Auch die strukturellen Schwächen der Weimarer Verfassung haben der nationalsozialistischen Gewaltherrschaft den Weg geebnet.
Aus diesen Entwicklungen haben die Mütter und Väter des Grundgesetzes gelernt. Eine wehrhafte Demokratie kann eben ohne Organe zu ihrem Schutz nicht auskommen.
Weniger Verfassungsschutz bedeutet weniger innere Sicherheit, und weniger innere Sicherheit bedeutet mehr Unsicherheit.
Die historischen Erfahrungen haben schmerzhaft gezeigt, dass gerade die menschenverachtende Ideologie des Rechtsextremismus eine Bedrohung unseres Staates ist, die mit aller Kraft bekämpft werden muss. Das sozialistische Experiment der DDR und der Terror der RAF haben gezeigt, dass der Linksextremismus ebenfalls gefährlich ist.
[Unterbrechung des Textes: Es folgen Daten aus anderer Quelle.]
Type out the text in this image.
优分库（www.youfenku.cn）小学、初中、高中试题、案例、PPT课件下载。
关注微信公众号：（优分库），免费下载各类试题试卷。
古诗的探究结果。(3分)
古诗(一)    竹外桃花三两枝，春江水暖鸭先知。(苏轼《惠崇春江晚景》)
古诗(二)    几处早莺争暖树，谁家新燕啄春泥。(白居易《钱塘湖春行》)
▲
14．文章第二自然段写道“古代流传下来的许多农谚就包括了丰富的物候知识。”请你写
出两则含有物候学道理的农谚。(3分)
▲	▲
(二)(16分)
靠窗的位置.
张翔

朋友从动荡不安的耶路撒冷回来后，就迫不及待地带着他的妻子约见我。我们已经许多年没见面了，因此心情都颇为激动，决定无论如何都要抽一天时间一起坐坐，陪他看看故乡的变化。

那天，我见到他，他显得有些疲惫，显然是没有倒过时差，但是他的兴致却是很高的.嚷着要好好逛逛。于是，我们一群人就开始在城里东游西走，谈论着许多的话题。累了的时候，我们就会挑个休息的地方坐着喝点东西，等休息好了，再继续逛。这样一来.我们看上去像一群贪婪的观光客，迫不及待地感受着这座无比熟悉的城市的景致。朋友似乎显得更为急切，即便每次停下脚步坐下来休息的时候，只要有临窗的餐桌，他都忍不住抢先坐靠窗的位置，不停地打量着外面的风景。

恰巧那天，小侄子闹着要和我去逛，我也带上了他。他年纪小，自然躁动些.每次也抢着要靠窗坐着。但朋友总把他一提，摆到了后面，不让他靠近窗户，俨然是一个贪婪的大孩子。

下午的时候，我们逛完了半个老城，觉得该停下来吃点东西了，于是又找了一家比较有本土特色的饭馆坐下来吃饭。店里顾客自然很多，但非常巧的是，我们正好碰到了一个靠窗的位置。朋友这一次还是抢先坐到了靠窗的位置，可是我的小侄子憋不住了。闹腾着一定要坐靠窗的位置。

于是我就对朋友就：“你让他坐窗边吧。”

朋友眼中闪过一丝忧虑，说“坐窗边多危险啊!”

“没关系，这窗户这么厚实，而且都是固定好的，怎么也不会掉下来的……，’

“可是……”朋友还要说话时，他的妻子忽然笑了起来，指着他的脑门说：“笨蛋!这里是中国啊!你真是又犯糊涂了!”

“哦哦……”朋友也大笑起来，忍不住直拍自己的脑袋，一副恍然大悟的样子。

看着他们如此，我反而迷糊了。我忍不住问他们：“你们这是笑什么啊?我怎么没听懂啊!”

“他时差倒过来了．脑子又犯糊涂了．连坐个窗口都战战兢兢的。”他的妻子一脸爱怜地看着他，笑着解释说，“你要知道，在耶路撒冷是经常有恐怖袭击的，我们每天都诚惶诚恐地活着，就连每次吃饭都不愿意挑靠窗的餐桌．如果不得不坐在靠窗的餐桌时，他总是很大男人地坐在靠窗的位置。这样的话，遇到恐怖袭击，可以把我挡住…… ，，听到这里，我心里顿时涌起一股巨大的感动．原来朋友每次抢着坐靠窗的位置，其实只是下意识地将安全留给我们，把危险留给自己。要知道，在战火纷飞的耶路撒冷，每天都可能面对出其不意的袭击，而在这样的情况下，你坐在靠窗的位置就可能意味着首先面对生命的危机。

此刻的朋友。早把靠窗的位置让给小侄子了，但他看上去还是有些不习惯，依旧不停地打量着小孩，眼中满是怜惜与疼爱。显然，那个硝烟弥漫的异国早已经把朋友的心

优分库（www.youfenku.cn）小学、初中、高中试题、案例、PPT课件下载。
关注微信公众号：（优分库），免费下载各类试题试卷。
Meine Damen und Herren, die Feinde der Verfassung müssen bekämpft werden, egal, aus welcher Richtung sie kommen, auch wenn sie – in Anführungszeichen – religiös begründet sind, wenn sie Verblendete zu menschlichen Bomben umfunktionieren. Ich denke, auf die besonderen Gefahren des radikalen Islamismus muss ich an dieser Stelle nicht gesondert eingehen.
In Hessen setzen wir die Prioritäten richtig in der Ausstattung und Aufwertung des Verfassungsschutzes in der Schwerpunktsetzung. Wir sind in diesen Tagen noch mehr als sonst auf die gute Arbeit des Landesamtes angewiesen. Die Terrorgefahr ist groß. Dies zeigt, dass auch die gesetzgeberischen Bemühungen um die innere Sicherheit größer sein müssen, als sie ohnehin schon sind. Wir werden uns deshalb dafür einsetzen, dass der Staat seine Abwehrpotenziale ausschöpft.
Prävention, Information und Unterstützung der Sanktionen bilden den Dreiklang zum Schutz unserer Verfassung. Das Frühwarnsystem für Gefahren der demokratischen Grundordnung wird deshalb auch in Zukunft gebraucht werden. Wir hoffen, dass der Alarm nicht allzu oft anschlägt, aber immer dann, wenn es erforderlich ist.
Wir danken abschließend den Mitarbeiterinnen und Mitarbeitern des Amtes für die gute Arbeit. Wir werden auch künftig dafür sorgen, dass das Frühwarnsystem zur Verhinderung von Angriffen auf Freiheit, Sicherheit und Wohlstand in unserem Land und zum Schutz der Demokratie funktionsfähig bleibt. So erhalten wir Einigkeit, Recht und Freiheit. – Vielen Dank.
Sehr geehrter Herr Präsident, meine Damen und Herren! Herr Bellino, es ist ein wichtiges Thema, über 60 Jahre Verfassungsschutz in Hessen zu reden.
(Dr. Christean Wagner (Lahntal) (CDU): Aber vier Abgeordnete der SPD sind nur da – bei diesem wichtigen Thema! – Gegenruf des Abg. Günter Rudolph (SPD): Und die Regierung ist ganz zahlreich vertreten?)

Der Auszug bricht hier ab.